Isobella chewed another mouthful of meat before answering. “Yes.”

“And you used a spell from this grimoire to get here.”

“Mmhmm.” Isobella nodded, slicing off another morsel.

“Probably the same one Lance used to escape us,” rasped Ulrik.

“Agreed,” said Gaharet.

Edmond slid another piece of meat onto Isobella’s plate. Then another. He hid a smile. For someone who professed to not eat meat, she was devouring it. He looked forward to the day he could take his mate on a hunt—tracking their prey, the wind in their fur, feasting on their fresh kill together.

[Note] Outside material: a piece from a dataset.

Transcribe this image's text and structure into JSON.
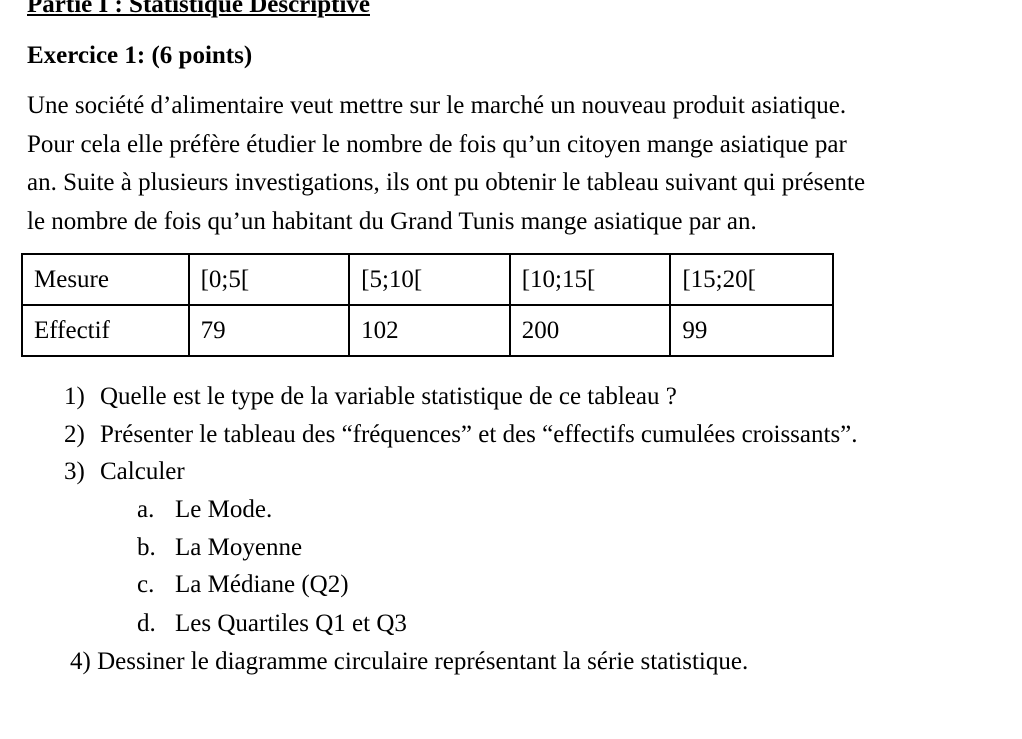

A trickle of meat juice forged a path down her chin, and it took every ounce of discipline he had not to lean forward and lick it from her skin. Instead, he wiped it with his thumb, brushing it over those lips. Her eyes widened, and she tracked him as he sucked the juice from his thumb.

He caught Aubert watching him, the heat in his brother’s eyes unmistakable, but there was no anger, no rage at another man touching his mate. Aubert looked away, filling his own plate.

Gaharet paused in the act of slathering butter on his bread. “Why have you come, Isobella?”

Isobella ducked her head. “My task is to help you deal with Faucher.”

“Why you in particular?” Gaharet asked. “What is it that you can offer us that had both your coven and our descendants choosing to send you?”

Edmond set his knife down with a clatter.

What was Gaharet’s point? Isobella was a witch.

One who could command the elements. Constance was a witch, too.

A strong healer. Her knowledge of their pack, her ability to heal, was unsurpassed, yet Edmond had not seen or heard of her being able to do anything like what he had witnessed Isobella do in the forest. Isobella would be a valuable asset.

And her knowledge of this witch, Cordelia, was also of use.

“I…” Isobella stared at her plate, seeming to shrink before his eyes.

He glared at Gaharet and opened his mouth to defend his mate.

Gaharet held up a hand in warning. “Isobella, look at me.”

Isobella raised her gaze. Few could resist the command of an alpha. Isobella was no exception.

“Why you?”

“I…” Her gaze skipped from him to Aubert and back to Gaharet, those big brown eyes shimmering with uncertainty. “I really don’t know. All I know, all Gabriel Montagne and Stefanie d’Louncrais told me, was that it had to be me.”